Peggy Whitson
NASA astronaut Peggy Whitson performed the Genes in Space-3 investigation on the International Space Station using devices that amplify and sequence microbial DNA samples. (NASA Photo)

NASA isn’t saying it’s aliens — but the space agency is touting its ability to identify organisms using the first DNA sequencer in orbit.

Oxford Nanopore Technologies’ palm-sized MiniON sequencer was sent up to the International Space Station last year, and it’s now been paired up with a DNA replicator that’s able to amplify genetic samples through a process known as polymerase chain reaction, or PCR.

Together, the devices were employed to check bacterial samples as part of an experimental campaign called Genes in Space-3.

NASA astronaut Peggy Whitson, who has a Ph.D. in biochemistry, collected the bacteria for the experiment by touching petri plates to various surfaces of the space station. After culturing the bacterial colonies for about a week, she transferred samples to miniature test tubes inside the station’s Microgravity Science Glovebox.

As Whitson was putting the samples through PCR amplification in August, a hurricane was taking aim at Texas.

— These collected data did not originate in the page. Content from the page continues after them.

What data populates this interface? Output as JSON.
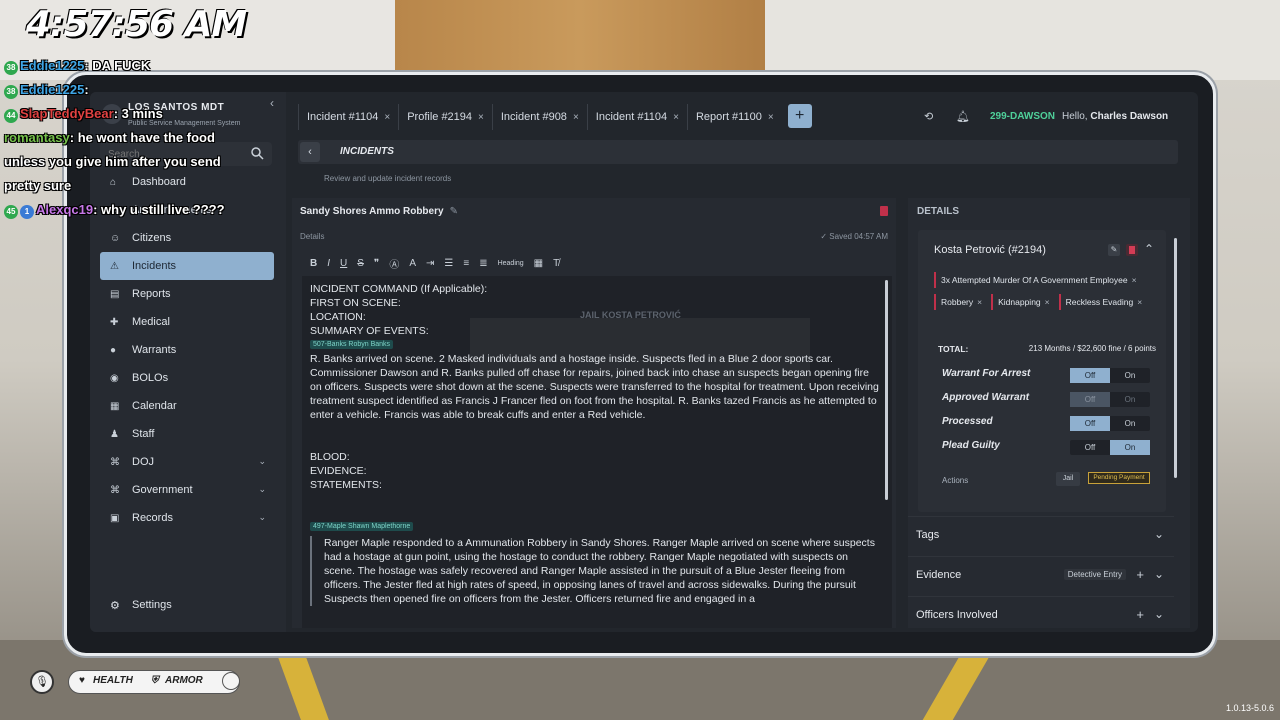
{
  "overlay": {
    "clock": "4:57:56 AM",
    "version": "1.0.13-5.0.6",
    "chat": [
      {
        "badges": [
          "38"
        ],
        "user": "Eddie1225",
        "text": ": DA FUCK",
        "color": "u1"
      },
      {
        "badges": [
          "38"
        ],
        "user": "Eddie1225",
        "text": ":",
        "color": "u1"
      },
      {
        "badges": [
          "44"
        ],
        "user": "SlapTeddyBear",
        "text": ": 3 mins",
        "color": "u2"
      },
      {
        "badges": [],
        "user": "romantasy",
        "text": ": he wont have the food unless you give him after you send pretty sure",
        "color": "u4"
      },
      {
        "badges": [
          "45",
          "1"
        ],
        "user": "Alexqc19",
        "text": ": why u still live ????",
        "color": "u3"
      }
    ],
    "hud": {
      "health": "HEALTH",
      "armor": "ARMOR"
    }
  },
  "app": {
    "logo_title": "LOS SANTOS MDT",
    "logo_sub": "Public Service Management System",
    "search_placeholder": "Search..."
  },
  "sidebar": {
    "items": [
      {
        "label": "Dashboard",
        "icon": "dashboard-icon",
        "glyph": "⌂"
      },
      {
        "label": "Announcements",
        "icon": "megaphone-icon",
        "glyph": "✉"
      },
      {
        "label": "Citizens",
        "icon": "users-icon",
        "glyph": "☺"
      },
      {
        "label": "Incidents",
        "icon": "alert-icon",
        "glyph": "⚠",
        "active": true
      },
      {
        "label": "Reports",
        "icon": "report-icon",
        "glyph": "▤"
      },
      {
        "label": "Medical",
        "icon": "medical-icon",
        "glyph": "✚"
      },
      {
        "label": "Warrants",
        "icon": "warrant-icon",
        "glyph": "●"
      },
      {
        "label": "BOLOs",
        "icon": "bolo-icon",
        "glyph": "◉"
      },
      {
        "label": "Calendar",
        "icon": "calendar-icon",
        "glyph": "▦"
      },
      {
        "label": "Staff",
        "icon": "staff-icon",
        "glyph": "♟"
      },
      {
        "label": "DOJ",
        "icon": "bank-icon",
        "glyph": "⌘",
        "expandable": true
      },
      {
        "label": "Government",
        "icon": "government-icon",
        "glyph": "⌘",
        "expandable": true
      },
      {
        "label": "Records",
        "icon": "records-icon",
        "glyph": "▣",
        "expandable": true
      }
    ],
    "settings": "Settings"
  },
  "header": {
    "tabs": [
      "Incident #1104",
      "Profile #2194",
      "Incident #908",
      "Incident #1104",
      "Report #1100"
    ],
    "callsign": "299-DAWSON",
    "greeting": "Hello,",
    "user": "Charles Dawson"
  },
  "breadcrumb": {
    "title": "INCIDENTS",
    "subtitle": "Review and update incident records"
  },
  "editor": {
    "title": "Sandy Shores Ammo Robbery",
    "label": "Details",
    "saved": "✓ Saved 04:57 AM",
    "heading": "Heading",
    "lines": [
      "INCIDENT COMMAND (If Applicable):",
      "FIRST ON SCENE:",
      "LOCATION:",
      "SUMMARY OF EVENTS:"
    ],
    "tag1": "507-Banks Robyn Banks",
    "para1": "R. Banks arrived on scene. 2 Masked individuals and a hostage inside. Suspects fled in a Blue 2 door sports car. Commissioner Dawson and R. Banks pulled off chase for repairs, joined back into chase an suspects began opening fire on officers. Suspects were shot down at the scene. Suspects were transferred to the hospital for treatment. Upon receiving treatment suspect identified as Francis J Francer fled on foot from the hospital. R. Banks tazed Francis as he attempted to enter a vehicle. Francis was able to break cuffs and enter a Red vehicle.",
    "lines2": [
      "BLOOD:",
      "EVIDENCE:",
      "STATEMENTS:"
    ],
    "tag2": "497-Maple Shawn Maplethorne",
    "para2": "Ranger Maple responded to a Ammunation Robbery in Sandy Shores. Ranger Maple arrived on scene where suspects had a hostage at gun point, using the hostage to conduct the robbery. Ranger Maple negotiated with suspects on scene. The hostage was safely recovered and Ranger Maple assisted in the pursuit of a Blue Jester fleeing from officers. The Jester fled at high rates of speed, in opposing lanes of travel and across sidewalks. During the pursuit Suspects then opened fire on officers from the Jester. Officers returned fire and engaged in a",
    "ghost": "JAIL KOSTA PETROVIĆ"
  },
  "details": {
    "heading": "DETAILS",
    "person": "Kosta Petrović (#2194)",
    "charges": [
      "3x Attempted Murder Of A Government Employee",
      "Robbery",
      "Kidnapping",
      "Reckless Evading"
    ],
    "total_label": "TOTAL:",
    "total_value": "213 Months / $22,600 fine / 6 points",
    "toggles": [
      {
        "label": "Warrant For Arrest",
        "off": "Off",
        "on": "On",
        "value": "off",
        "dim": false
      },
      {
        "label": "Approved Warrant",
        "off": "Off",
        "on": "On",
        "value": "off",
        "dim": true
      },
      {
        "label": "Processed",
        "off": "Off",
        "on": "On",
        "value": "off",
        "dim": false
      },
      {
        "label": "Plead Guilty",
        "off": "Off",
        "on": "On",
        "value": "on",
        "dim": false
      }
    ],
    "actions": "Actions",
    "jail": "Jail",
    "pending": "Pending Payment",
    "sections": [
      {
        "label": "Tags"
      },
      {
        "label": "Evidence",
        "badge": "Detective Entry",
        "plus": true
      },
      {
        "label": "Officers Involved",
        "plus": true
      }
    ]
  }
}
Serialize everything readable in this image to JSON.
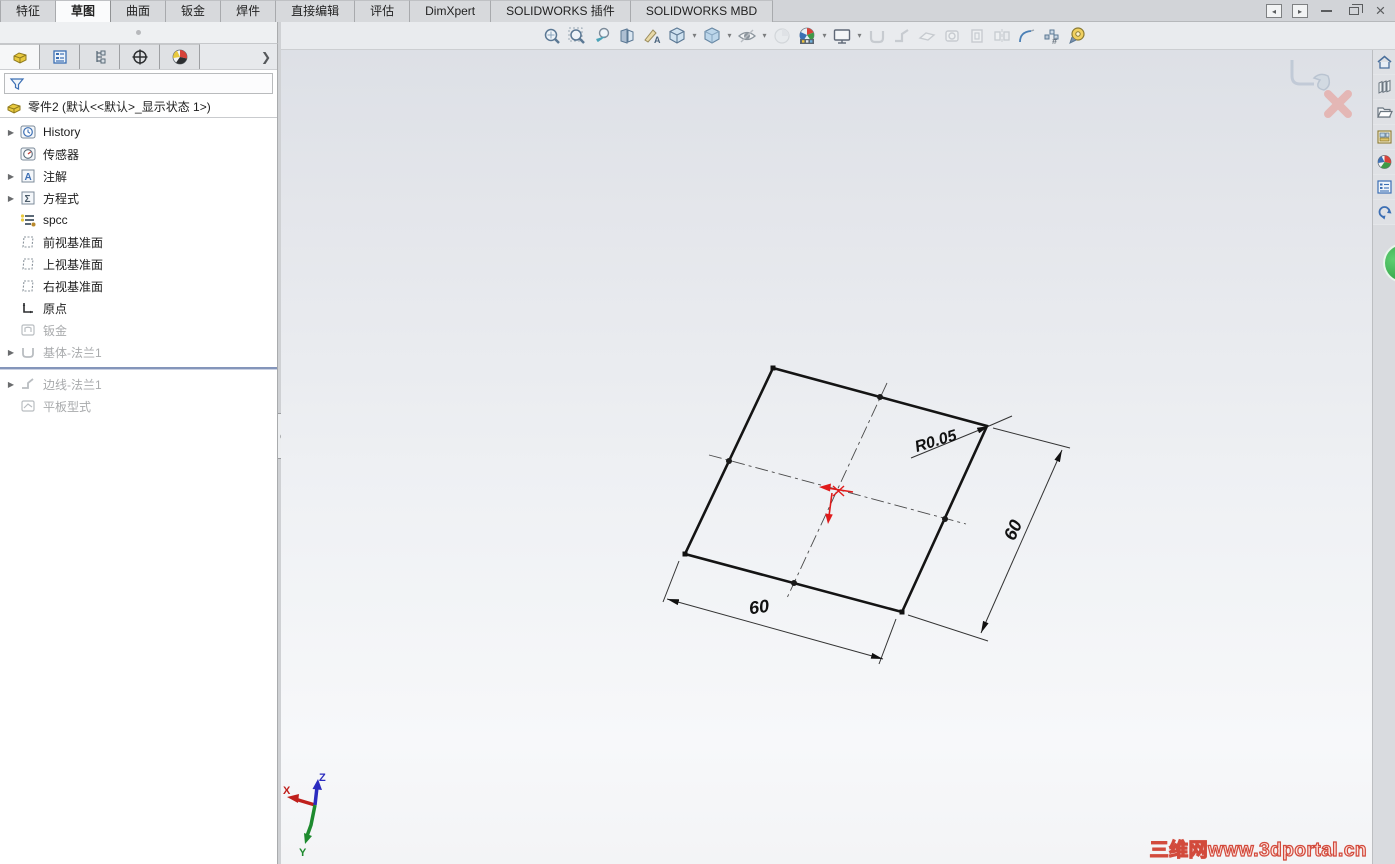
{
  "ribbon": {
    "tabs": [
      {
        "label": "特征"
      },
      {
        "label": "草图",
        "active": true
      },
      {
        "label": "曲面"
      },
      {
        "label": "钣金"
      },
      {
        "label": "焊件"
      },
      {
        "label": "直接编辑"
      },
      {
        "label": "评估"
      },
      {
        "label": "DimXpert"
      },
      {
        "label": "SOLIDWORKS 插件"
      },
      {
        "label": "SOLIDWORKS MBD"
      }
    ]
  },
  "toolbar": {
    "icons": [
      "zoom-to-fit",
      "zoom-to-area",
      "previous-view",
      "section-view",
      "annotation-view",
      "view-orientation",
      "display-style",
      "hide-show-items",
      "edit-appearance",
      "apply-scene",
      "view-settings",
      "base-flange",
      "edge-flange",
      "lofted-bend",
      "forming-tool",
      "extruded-cut",
      "mirror",
      "sketched-bend",
      "pattern",
      "measure"
    ]
  },
  "featuremanager": {
    "title": "零件2 (默认<<默认>_显示状态 1>)",
    "tree": [
      {
        "label": "History"
      },
      {
        "label": "传感器"
      },
      {
        "label": "注解"
      },
      {
        "label": "方程式"
      },
      {
        "label": "spcc"
      },
      {
        "label": "前视基准面"
      },
      {
        "label": "上视基准面"
      },
      {
        "label": "右视基准面"
      },
      {
        "label": "原点"
      },
      {
        "label": "钣金"
      },
      {
        "label": "基体-法兰1"
      },
      {
        "label": "边线-法兰1"
      },
      {
        "label": "平板型式"
      }
    ]
  },
  "sketch": {
    "dim_width": "60",
    "dim_height": "60",
    "dim_radius": "R0.05"
  },
  "triad": {
    "x": "X",
    "y": "Y",
    "z": "Z"
  },
  "watermark": "三维网www.3dportal.cn",
  "colors": {
    "origin_red": "#e01b1b",
    "rollback_bar": "#8495ba",
    "watermark_red": "#d24a3c",
    "badge_green": "#2e9e43"
  }
}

“We started hearing the reports of Hurricane Harvey the week in between Peggy performing the first part of collecting the sample and gearing up for the actual sequencing,” NASA microbiologist Sarah Wallace, the principal investigator for Genes in Space-3, said in a news release.

Because of the storm, Wallace couldn’t get to NASA’s Johnson Space Center to talk Whitson through the experiment. Instead, NASA had her place a cellphone call to Marshall Space Flight Center in Alabama, where the Payload Operations Integration Center patched her through to the space station.

With Wallace’s guidance, Whitson put the DNA through the sequencer, and the readings were downlinked to Houston.

“Once we actually got the data on the ground, we were able to turn it around and start analyzing it,” said NASA biochemist Aaron Burton, a co-investigator for the project. “You get all these squiggle plots, and you have to turn that into A’s, G’s, C’s and T’s.” Those chemicals — adenine, guanine, cytosine and thymine — are the four “letters” in the genetic alphabet for the code of life.

NASA’s scientists had previously used the sequencer to check the genetic signatures of prepared samples, when they knew what they were looking at. This was the first time unidentified samples were sequenced for identification.

“Right away, we saw one microorganism pop up, and then a second one, and they were things that we find all the time on the space station,” Wallace said.

When the samples were brought back to Earth with Whitson aboard a Soyuz spacecraft in September, Wallace and her team ran additional rounds of DNA tests to verify that the identifications were correct.

They were.

“We did it,” microbiologist Sarah Stahl said. “Everything worked perfectly.”

Even though the bacteria were not of alien origin this time around, the sample-to-sequence method tested in the experiment could be used to identify exotic microbes on Mars or other extraterrestrial locales. A more down-to-earth application would be to assist with the diagnosis and treatment of astronauts’ ailments during long-duration missions.

“As a microbiologist, my goal is really so that when we go and we move beyond ISS, and we’re headed toward Mars or the moon, or wherever we’re headed to, we have a process that the crew can have that great understanding of the environment, based on molecular technology,” Wallace said.

The Genes in Space-3 experiment was developed for the ISS National Lab by NASA’s Johnson Space Center and Boeing, and managed by the Center for the Advancement of Science in Space.